Keeping up with new movies pada masa-masa liburan kian makin jadi tantangan buatku. Terutama jika filmnya punya durasi panjang banget. Faktornya banyak. Bisa karena mager ke bioskop, males rame. Bisa justru susah ngatur waktu karena biasanya bioskop ngasih jadwal dan sebaran filmnya kurang enak kalo ada film yang hits atau berdurasi panjang. Atau bisa juga karena filmnya malah gatayang sama sekali di bioskop tempatku liburan. Dengan alasan itulah, maka daftar ini dibuat, terutama buat ngejar ketinggalan nonton Furiosa. Let’s go.. brrrrmm.. brrrmmmm!!

 

 

DESPICABLE ME 4 Review

Setelah absen pada film ketiga tujuh tahun yang lalu, sutradara Chris Renaud kembali, seolah ingin me-reset dunia Despicable Me kepada sebuah fresh start. Karena itu juga yang terjadi kepada Gru dan keluarga kecilnya di dalam cerita film keempat ini. Musuh bebuyutan dari jaman sekolah kabur dari penjara, dendam kesumat kepada Gru, sehingga demi keamanan, mereka semua ikut semacam program perlindungan saksi; Gru sekeluarga diberikan alamat baru, serta identitas baru. And oh wait, keluarga mereka sendiri juga punya anggota baru, Gru Junior!!

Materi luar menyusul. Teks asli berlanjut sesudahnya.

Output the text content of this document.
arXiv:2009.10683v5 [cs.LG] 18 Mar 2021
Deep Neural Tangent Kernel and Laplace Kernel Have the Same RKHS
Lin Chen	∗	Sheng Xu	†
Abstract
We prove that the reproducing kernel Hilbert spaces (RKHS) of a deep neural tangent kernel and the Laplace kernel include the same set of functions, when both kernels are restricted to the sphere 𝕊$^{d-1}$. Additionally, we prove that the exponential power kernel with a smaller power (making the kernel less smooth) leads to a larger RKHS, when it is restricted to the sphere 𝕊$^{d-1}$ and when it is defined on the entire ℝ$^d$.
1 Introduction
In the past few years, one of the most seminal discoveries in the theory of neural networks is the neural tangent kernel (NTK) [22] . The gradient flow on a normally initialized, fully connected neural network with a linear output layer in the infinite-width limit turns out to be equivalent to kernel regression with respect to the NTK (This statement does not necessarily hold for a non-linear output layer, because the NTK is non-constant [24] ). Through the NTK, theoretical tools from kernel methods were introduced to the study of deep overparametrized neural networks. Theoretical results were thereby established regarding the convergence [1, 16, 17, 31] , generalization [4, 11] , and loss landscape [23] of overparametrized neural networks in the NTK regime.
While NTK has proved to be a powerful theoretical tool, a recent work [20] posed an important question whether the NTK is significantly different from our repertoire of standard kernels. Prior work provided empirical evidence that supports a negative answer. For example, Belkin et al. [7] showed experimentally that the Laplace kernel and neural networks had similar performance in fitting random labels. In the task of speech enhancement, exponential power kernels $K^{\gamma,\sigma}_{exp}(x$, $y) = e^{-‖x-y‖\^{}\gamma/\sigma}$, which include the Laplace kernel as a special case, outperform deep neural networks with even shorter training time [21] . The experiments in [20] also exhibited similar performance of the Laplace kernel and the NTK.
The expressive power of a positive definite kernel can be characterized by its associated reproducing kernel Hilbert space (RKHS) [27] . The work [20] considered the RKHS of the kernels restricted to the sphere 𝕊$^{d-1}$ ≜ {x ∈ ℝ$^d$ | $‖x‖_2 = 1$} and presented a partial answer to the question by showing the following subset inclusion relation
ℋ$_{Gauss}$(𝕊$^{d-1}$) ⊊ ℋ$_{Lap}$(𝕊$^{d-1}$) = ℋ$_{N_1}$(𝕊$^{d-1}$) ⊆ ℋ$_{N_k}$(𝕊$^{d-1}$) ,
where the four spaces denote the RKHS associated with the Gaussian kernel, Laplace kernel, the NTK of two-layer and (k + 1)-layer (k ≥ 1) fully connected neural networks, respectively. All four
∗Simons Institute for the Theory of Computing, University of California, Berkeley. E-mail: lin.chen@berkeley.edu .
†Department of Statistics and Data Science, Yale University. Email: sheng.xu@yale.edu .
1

Set up tersebut menanam banyak sekali permasalahan yang menarik. Gru harus berusaha jadi live up identitas barunya, yang berarti dia gak boleh jadi despicable self yang biasa – dan ini berkonflik dengan keinginannya untuk jadi suri tauladan yang baik – as in menjadi villain yang ‘baik’ kepada putranya. Karakter kesayangan kita yang lain juga dapat cerita sendiri; Margo harus mulai journey sebagai murid baru di sekolah yang baru, sementara Agnes – anak seimut itu harus berkonflik batin dengan dirinya harus ‘nyamar’ jadi identitas baru sementara dia gak mau berbohong. Sayangnya, bibit-bibit ini tidak berbuah jadi sebagaimana mestinya. Lantaran Despicable Me 4 yang menargetkan diri sebagai tontonan untuk anak-anak, memutuskan bahwa anak-anak gak mampu untuk musatkan perhatian pada… hey look, Minion! papoy, papoy, banana!!!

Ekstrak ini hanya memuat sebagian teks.